Mieto Fijał: Zawsze lubiłem siłować się na rękę i nigdy nie przegrałem w barowych zmaganiach. Podobno miałem warunki i już jako chudzielec siedemnastoletni kładłem dorosłych. Ręce zawsze miałem nieproporcjonalnie silne i raczej zasługą jest tu praca na gospodarstwie od 13 roku życia. Niestety że względu na częste kontuzje wynikające z braku przygotowania i siłowania się na żywioł coraz rzadziej miałem z tym styczność a moim celem wówczas była budowa sylwetki i kontuzje niestety spowalniały mnie znacząco. Nie było Internetu na początku i znajomych zajmujących się tą dziedziną – więc nie miał kto mnie zachęcić i pokazać o co w tym chodzi. Raz w 2010 roku wystawiono mnie na gminne zawody w siłowaniu na rękę, jednak nie było tam zasad, jakie znam obecnie tylko szczątkowa wiedza prowadzących te zmagania. Wygrałem, jednak miałem duże problemy ze stanami zapalnymi przyczepów i ścięgien przez kolejne kilka miesięcy. Oglądałem często zmagania na YouTube i zawsze mnie to kręciło, jednak skupiłem się na kulturystyce, co kilka lat później przyniosło efekty. Poza tym w Pruszczu Gdańskim i okolicach nie znałem wtedy nikogo i nie było klubu promującego ten sport.

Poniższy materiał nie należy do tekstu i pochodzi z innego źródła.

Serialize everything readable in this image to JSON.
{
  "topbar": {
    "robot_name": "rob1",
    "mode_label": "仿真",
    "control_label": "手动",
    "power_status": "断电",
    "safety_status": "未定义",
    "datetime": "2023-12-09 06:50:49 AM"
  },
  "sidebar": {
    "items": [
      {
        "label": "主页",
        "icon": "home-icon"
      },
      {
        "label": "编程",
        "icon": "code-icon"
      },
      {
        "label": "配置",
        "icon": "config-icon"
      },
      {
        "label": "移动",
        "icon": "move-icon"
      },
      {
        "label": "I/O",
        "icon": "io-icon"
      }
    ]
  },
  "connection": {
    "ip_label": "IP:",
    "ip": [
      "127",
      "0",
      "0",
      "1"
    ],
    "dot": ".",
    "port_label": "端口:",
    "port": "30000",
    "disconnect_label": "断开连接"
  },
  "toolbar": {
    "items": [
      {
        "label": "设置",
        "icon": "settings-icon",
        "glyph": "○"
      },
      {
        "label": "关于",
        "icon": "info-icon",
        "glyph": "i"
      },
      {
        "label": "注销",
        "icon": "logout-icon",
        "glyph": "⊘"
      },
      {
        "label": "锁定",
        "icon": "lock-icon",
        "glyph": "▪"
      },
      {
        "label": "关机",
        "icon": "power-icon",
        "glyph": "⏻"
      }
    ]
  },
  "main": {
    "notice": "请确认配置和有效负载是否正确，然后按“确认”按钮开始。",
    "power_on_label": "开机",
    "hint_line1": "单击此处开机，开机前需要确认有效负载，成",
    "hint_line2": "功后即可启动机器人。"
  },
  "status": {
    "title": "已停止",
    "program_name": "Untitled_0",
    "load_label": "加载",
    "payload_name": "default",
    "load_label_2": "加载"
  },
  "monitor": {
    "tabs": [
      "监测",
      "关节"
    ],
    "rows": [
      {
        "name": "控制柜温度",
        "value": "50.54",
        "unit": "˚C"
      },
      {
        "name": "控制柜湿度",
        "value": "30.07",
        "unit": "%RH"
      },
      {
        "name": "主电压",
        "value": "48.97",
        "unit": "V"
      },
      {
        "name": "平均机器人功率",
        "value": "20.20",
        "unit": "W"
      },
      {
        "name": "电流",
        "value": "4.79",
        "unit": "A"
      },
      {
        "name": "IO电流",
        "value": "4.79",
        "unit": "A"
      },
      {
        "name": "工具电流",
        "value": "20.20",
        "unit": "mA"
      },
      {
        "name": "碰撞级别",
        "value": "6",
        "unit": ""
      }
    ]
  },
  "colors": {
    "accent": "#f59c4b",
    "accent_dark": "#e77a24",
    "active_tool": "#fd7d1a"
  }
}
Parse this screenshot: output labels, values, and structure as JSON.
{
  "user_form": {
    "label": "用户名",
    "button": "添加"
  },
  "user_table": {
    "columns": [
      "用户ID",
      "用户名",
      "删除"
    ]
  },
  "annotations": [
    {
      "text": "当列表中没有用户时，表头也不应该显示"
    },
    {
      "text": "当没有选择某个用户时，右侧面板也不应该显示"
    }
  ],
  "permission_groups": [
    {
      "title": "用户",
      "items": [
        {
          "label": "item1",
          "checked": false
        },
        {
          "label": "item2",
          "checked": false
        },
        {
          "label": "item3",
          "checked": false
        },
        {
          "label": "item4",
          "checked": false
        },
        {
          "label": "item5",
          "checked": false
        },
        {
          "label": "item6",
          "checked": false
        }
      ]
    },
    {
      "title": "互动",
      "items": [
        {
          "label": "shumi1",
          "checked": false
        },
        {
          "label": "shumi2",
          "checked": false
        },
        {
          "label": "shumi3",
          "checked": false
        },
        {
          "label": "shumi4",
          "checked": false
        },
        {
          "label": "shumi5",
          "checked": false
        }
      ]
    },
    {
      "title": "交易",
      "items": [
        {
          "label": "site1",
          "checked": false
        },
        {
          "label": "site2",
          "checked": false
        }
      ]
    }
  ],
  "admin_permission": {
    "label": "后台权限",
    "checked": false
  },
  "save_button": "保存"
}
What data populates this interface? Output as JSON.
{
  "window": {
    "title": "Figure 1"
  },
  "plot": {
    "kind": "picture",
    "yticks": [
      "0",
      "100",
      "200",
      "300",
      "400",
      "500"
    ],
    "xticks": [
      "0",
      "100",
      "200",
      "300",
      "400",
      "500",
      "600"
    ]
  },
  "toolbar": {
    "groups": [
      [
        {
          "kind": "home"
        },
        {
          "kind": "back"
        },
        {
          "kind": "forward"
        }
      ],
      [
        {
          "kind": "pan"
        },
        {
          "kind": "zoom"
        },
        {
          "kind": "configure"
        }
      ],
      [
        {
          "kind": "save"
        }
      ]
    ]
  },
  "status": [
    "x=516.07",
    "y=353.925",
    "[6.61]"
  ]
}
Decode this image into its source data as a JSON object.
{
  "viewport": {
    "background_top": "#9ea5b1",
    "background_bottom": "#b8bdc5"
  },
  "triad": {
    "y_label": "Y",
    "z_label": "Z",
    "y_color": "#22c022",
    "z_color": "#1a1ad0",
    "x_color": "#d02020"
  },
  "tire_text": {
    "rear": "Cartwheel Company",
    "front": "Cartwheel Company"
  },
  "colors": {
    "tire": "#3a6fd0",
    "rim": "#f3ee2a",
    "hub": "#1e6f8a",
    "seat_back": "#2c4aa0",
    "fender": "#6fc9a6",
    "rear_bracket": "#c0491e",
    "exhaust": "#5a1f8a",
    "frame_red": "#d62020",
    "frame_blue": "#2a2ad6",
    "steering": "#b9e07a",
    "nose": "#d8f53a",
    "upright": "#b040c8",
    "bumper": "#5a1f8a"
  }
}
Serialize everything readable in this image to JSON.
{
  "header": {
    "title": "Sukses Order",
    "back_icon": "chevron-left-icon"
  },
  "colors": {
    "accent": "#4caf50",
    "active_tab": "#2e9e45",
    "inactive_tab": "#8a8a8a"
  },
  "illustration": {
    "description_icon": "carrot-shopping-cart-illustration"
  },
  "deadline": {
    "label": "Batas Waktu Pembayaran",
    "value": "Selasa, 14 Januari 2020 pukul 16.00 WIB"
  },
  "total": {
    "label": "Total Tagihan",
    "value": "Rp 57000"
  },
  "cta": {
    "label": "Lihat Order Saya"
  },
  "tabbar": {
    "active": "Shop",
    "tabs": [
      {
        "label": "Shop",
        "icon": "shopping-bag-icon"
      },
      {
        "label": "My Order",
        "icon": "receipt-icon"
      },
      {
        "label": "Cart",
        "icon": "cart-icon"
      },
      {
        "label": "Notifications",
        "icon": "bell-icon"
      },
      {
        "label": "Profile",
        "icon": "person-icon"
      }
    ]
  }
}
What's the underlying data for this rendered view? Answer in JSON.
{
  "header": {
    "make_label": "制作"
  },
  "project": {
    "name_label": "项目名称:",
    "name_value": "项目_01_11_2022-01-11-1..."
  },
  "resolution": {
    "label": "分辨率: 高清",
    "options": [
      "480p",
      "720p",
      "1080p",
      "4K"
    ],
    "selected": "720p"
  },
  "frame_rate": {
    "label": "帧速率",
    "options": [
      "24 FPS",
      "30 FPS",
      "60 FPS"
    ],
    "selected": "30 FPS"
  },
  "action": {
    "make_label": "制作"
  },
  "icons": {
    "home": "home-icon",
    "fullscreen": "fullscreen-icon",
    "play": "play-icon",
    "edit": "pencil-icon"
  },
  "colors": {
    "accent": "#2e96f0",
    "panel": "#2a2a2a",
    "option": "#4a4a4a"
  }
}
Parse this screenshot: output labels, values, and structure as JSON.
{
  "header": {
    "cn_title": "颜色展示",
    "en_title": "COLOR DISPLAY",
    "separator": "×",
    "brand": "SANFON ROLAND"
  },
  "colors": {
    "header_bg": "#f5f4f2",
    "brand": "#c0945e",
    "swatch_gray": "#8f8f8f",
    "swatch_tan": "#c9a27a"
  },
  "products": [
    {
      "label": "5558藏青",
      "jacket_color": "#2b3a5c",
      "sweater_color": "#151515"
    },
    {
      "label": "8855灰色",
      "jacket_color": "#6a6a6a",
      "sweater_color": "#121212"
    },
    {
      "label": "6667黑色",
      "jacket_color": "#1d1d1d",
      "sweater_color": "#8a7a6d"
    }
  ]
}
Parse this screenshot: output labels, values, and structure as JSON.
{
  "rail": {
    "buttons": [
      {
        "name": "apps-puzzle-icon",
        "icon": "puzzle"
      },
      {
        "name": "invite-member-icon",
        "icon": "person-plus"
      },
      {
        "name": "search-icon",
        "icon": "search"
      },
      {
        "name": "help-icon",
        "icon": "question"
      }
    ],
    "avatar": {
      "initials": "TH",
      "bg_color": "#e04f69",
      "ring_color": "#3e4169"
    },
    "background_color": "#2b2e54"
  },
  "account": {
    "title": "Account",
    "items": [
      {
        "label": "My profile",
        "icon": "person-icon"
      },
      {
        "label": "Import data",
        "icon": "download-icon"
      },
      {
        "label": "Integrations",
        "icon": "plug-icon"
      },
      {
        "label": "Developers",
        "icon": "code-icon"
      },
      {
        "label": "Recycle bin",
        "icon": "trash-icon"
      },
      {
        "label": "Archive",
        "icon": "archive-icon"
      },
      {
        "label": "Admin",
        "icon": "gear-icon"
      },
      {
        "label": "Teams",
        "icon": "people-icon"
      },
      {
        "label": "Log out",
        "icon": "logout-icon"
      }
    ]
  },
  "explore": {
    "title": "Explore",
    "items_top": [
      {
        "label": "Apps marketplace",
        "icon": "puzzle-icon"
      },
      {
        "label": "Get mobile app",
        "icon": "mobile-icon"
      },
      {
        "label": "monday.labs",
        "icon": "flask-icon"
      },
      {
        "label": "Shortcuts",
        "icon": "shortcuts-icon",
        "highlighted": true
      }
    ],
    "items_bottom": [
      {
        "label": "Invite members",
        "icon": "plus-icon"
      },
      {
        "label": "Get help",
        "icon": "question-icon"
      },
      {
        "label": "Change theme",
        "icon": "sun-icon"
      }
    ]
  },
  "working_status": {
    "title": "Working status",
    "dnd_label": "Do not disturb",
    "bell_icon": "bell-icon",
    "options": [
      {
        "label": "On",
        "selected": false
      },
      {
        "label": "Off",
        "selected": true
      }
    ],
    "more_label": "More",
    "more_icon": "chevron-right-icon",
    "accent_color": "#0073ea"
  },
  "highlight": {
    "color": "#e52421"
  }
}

Dopiero w czerwcu 2018 roku, kiedy stwierdziłem, że chcę odpocząć od kulturystyki zgłosiłem się do Igora Mazurenko na fejsie. Igor dał mi numer telefonu trenera Daniela Szymkiewicza, ten mnie przetestował no i okazało się że mam jakiś potencjał. Podobno byłem druga osobą w historii klubu, która - na pierwszym treningu - bez pomocy nóg wspięła się po linie na około 2 m i oczywiście również powoli z powrotem w dół, ważąc 120 kg. Od tamtej pory minął rok i sukcesywnie pogłębiam swoją wiedzę i doświadczenie. Oczywiście na pierwszych sparingach okazało się, że brak mi doświadczenia i techniki, więc moje wcześniejsze epizody z siłowaniem nie miały nic wspólnego z tym czym obecnie się zajmuję. Na moje szczęście trafiłem na świetnego trenera i na bardzo silną, utytułowaną i zgraną ekipę prezentująca różne techniki i poziom. Dzięki temu mam najlepsze warunki, jaki sobie mogłem tylko wymarzyć.
A kulturystyka?
Mieto Fijał: Niestety kulturystyka na poziomie światowym w wadze ciężkiej jest bardzo uciążliwa i ograniczała mnie prywatnie.
Zatem na koniec jeszcze raz gratulacje i życzenia wytrwałości. Powiem tobie – nieoficjalnie oczywiście – że Daniel, jak zapytałem o ciebie powiedział krótko: „konkretny facet!” Pozdrawiam więc was obu i do zobaczenia!
Mieto Fijał: Pozdrawiam i do zobaczenia na kolejnych zawodach.